Most people also confuse austerity with minimalism. Consumerism (materialism) is better than austerity. But just because I am pro-consumerist I dont buy crap. I enjoy owning things that matter to me, yet I consider myself a minimalist (I own only ~3 sets of pants but I splurged on a 500 GB external portable hard drive and a laser printer recently). If you think it will make you happy and make a difference in your life, by all means, buy and enjoy it, if you can afford to spend money on it.

I first saw this post on lifehacker, and with all the clutter there, i found it difficult to read. But when I clicked through and reached your page, the post was much more readable and easier on the eyes because your blog is uncluttered (one aspect of minimalism). So 'uncluttered functional minimalism' (your blog's presentation) is better than the 'cluttered materialism' that is lifehacker's way of presenting stories. I wont fault them, they have a large audience to cater for. And with a large audience comes a number of UI expectations they need to cater to.

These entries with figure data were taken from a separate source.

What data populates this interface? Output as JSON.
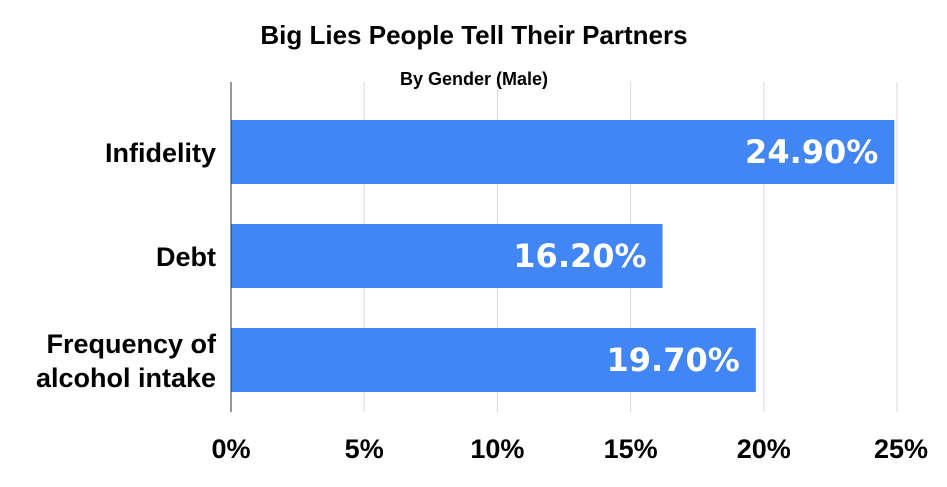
{
  "chart_data": {
    "type": "bar",
    "orientation": "horizontal",
    "title": "Big Lies People Tell Their Partners",
    "subtitle": "By Gender (Male)",
    "categories": [
      [
        "Infidelity"
      ],
      [
        "Debt"
      ],
      [
        "Frequency of",
        "alcohol intake"
      ]
    ],
    "values": [
      24.9,
      16.2,
      19.7
    ],
    "data_labels": [
      "24.90%",
      "16.20%",
      "19.70%"
    ],
    "xlim": [
      0,
      25
    ],
    "x_ticks": [
      0,
      5,
      10,
      15,
      20,
      25
    ],
    "x_tick_labels": [
      "0%",
      "5%",
      "10%",
      "15%",
      "20%",
      "25%"
    ],
    "grid": true,
    "legend": "none",
    "bar_color": "#4285f4"
  }
}
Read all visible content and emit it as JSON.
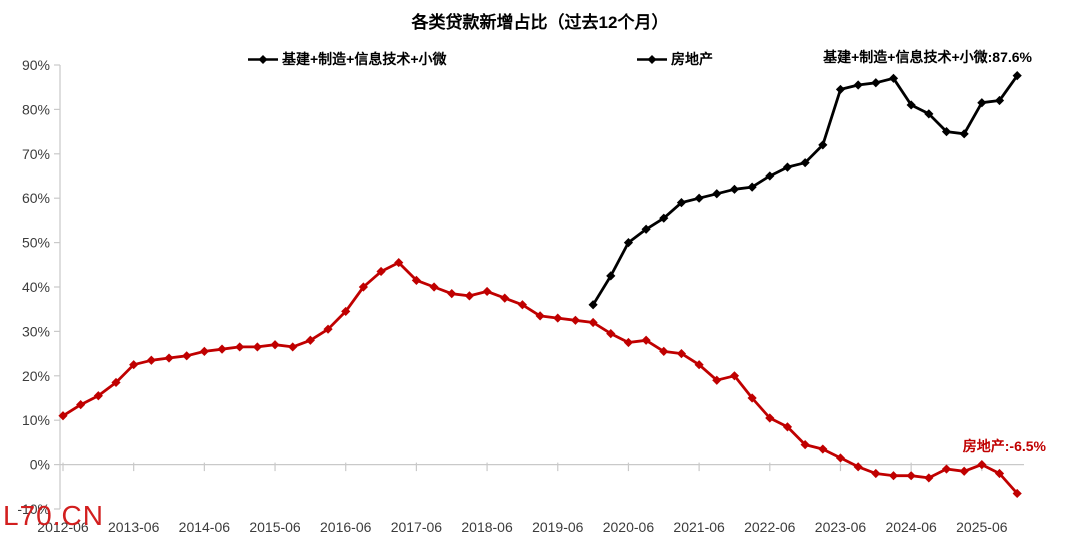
{
  "page": {
    "background": "#ffffff"
  },
  "watermark": {
    "text": "L70.CN",
    "color": "#d21f1f"
  },
  "chart_data": {
    "type": "line",
    "title": "各类贷款新增占比（过去12个月）",
    "xlabel": "",
    "ylabel": "",
    "ylim": [
      -10,
      90
    ],
    "y_tick_labels": [
      "90%",
      "80%",
      "70%",
      "60%",
      "50%",
      "40%",
      "30%",
      "20%",
      "10%",
      "0%",
      "-10%"
    ],
    "x_tick_labels": [
      "2012-06",
      "2013-06",
      "2014-06",
      "2015-06",
      "2016-06",
      "2017-06",
      "2018-06",
      "2019-06",
      "2020-06",
      "2021-06",
      "2022-06",
      "2023-06",
      "2024-06",
      "2025-06"
    ],
    "x_frequency": "quarterly",
    "legend_position": "top",
    "grid": "zero-axis-line-only",
    "axis_color": "#c9c9c9",
    "tick_label_color": "#3c3c3c",
    "categories": [
      "2012-06",
      "2012-09",
      "2012-12",
      "2013-03",
      "2013-06",
      "2013-09",
      "2013-12",
      "2014-03",
      "2014-06",
      "2014-09",
      "2014-12",
      "2015-03",
      "2015-06",
      "2015-09",
      "2015-12",
      "2016-03",
      "2016-06",
      "2016-09",
      "2016-12",
      "2017-03",
      "2017-06",
      "2017-09",
      "2017-12",
      "2018-03",
      "2018-06",
      "2018-09",
      "2018-12",
      "2019-03",
      "2019-06",
      "2019-09",
      "2019-12",
      "2020-03",
      "2020-06",
      "2020-09",
      "2020-12",
      "2021-03",
      "2021-06",
      "2021-09",
      "2021-12",
      "2022-03",
      "2022-06",
      "2022-09",
      "2022-12",
      "2023-03",
      "2023-06",
      "2023-09",
      "2023-12",
      "2024-03",
      "2024-06",
      "2024-09",
      "2024-12",
      "2025-03",
      "2025-06",
      "2025-09",
      "2025-12"
    ],
    "series": [
      {
        "name": "基建+制造+信息技术+小微",
        "color": "#000000",
        "marker": "diamond",
        "start_index": 30,
        "values": [
          36,
          42.5,
          50,
          53,
          55.5,
          59,
          60,
          61,
          62,
          62.5,
          65,
          67,
          68,
          72,
          84.5,
          85.5,
          86,
          87,
          81,
          79,
          75,
          74.5,
          81.5,
          82,
          87.6
        ],
        "end_label": "基建+制造+信息技术+小微:87.6%"
      },
      {
        "name": "房地产",
        "color": "#C00000",
        "marker": "diamond",
        "start_index": 0,
        "values": [
          11,
          13.5,
          15.5,
          18.5,
          22.5,
          23.5,
          24,
          24.5,
          25.5,
          26,
          26.5,
          26.5,
          27,
          26.5,
          28,
          30.5,
          34.5,
          40,
          43.5,
          45.5,
          41.5,
          40,
          38.5,
          38,
          39,
          37.5,
          36,
          33.5,
          33,
          32.5,
          32,
          29.5,
          27.5,
          28,
          25.5,
          25,
          22.5,
          19,
          20,
          15,
          10.5,
          8.5,
          4.5,
          3.5,
          1.5,
          -0.5,
          -2,
          -2.5,
          -2.5,
          -3,
          -1,
          -1.5,
          0,
          -2,
          -6.5
        ],
        "end_label": "房地产:-6.5%"
      }
    ]
  }
}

2010-12-11 19:09:22 by Exile:

Everything ends, even immaterial things. The key isn't to make everything last, which is futile, but to accept change, which is inevitable. Any purity of action is only considered pure because we consider it pure. In exposing the ism in minimalism, you've exposed the ism of your own thought, as well.

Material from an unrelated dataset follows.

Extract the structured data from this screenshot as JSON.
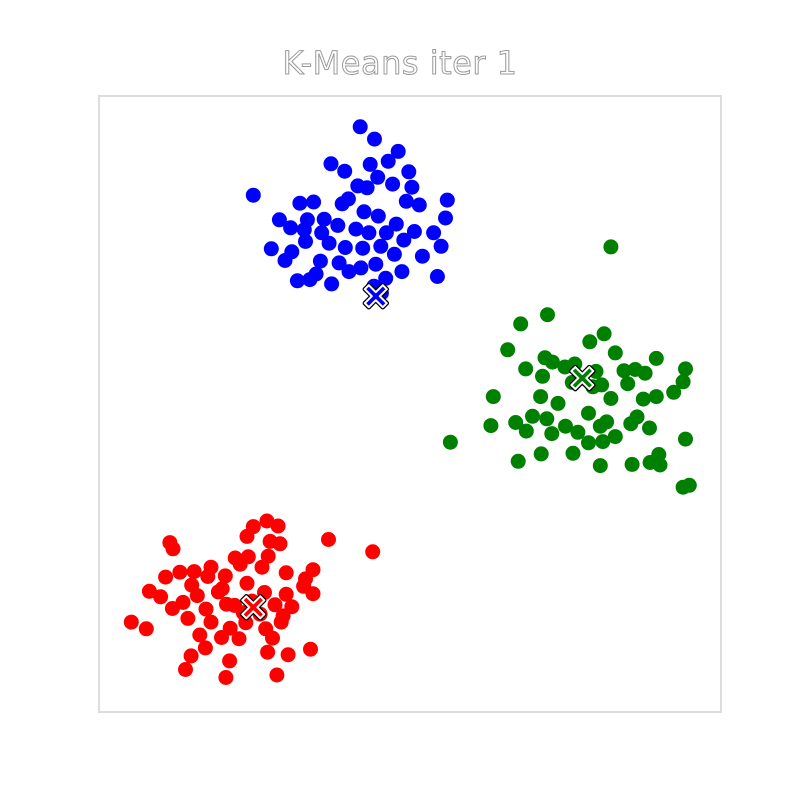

2011-06-01 15:45:24 by Miles:

The post above has hit the nail on the head for me - The amount of times recently I've found new ideas, and decided that following them will make me happy, including minimalism...

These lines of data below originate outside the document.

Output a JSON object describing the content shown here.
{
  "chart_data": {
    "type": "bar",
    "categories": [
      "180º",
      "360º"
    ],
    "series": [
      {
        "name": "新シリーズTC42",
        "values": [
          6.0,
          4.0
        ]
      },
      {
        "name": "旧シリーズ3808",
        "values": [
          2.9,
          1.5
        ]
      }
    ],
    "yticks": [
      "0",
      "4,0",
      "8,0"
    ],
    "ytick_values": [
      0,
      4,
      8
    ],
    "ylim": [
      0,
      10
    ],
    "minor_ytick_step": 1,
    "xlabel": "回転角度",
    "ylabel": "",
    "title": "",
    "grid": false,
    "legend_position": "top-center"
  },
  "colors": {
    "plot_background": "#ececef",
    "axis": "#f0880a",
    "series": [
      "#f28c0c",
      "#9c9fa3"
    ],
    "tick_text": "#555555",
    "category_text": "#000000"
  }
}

I have to say however that deciding on stuff to get rid of has made me aware of how much perceived value I've placed on things. I can remember when I didn't care about things, and placed value on experiences without realizing it, but at some point I decided to become more materialistic.

Thinking about it, there is nothing particularly wrong with getting things that don't provide a clear value to your life, as long as you are aware of exactly what value they bring to your life. I think keeping the items you own down to a minimum helps with this awareness, as well as making it less stressful to find things and keep things, and also helps you live more in the moment as letting go of things helps you to accept change.

Sorry this post is a bit jumbled. I'll end this by agreeing that an extreme of anything is a bad thing, material or immaterial, and the only thing we truly own in this life is our own experiences and possessions are just part of that experience, whether they make us happy with our relationship with the objects, whether the objects simply provide a link to a past memory, or they help clutter the place up and make our lives somewhat more stressful.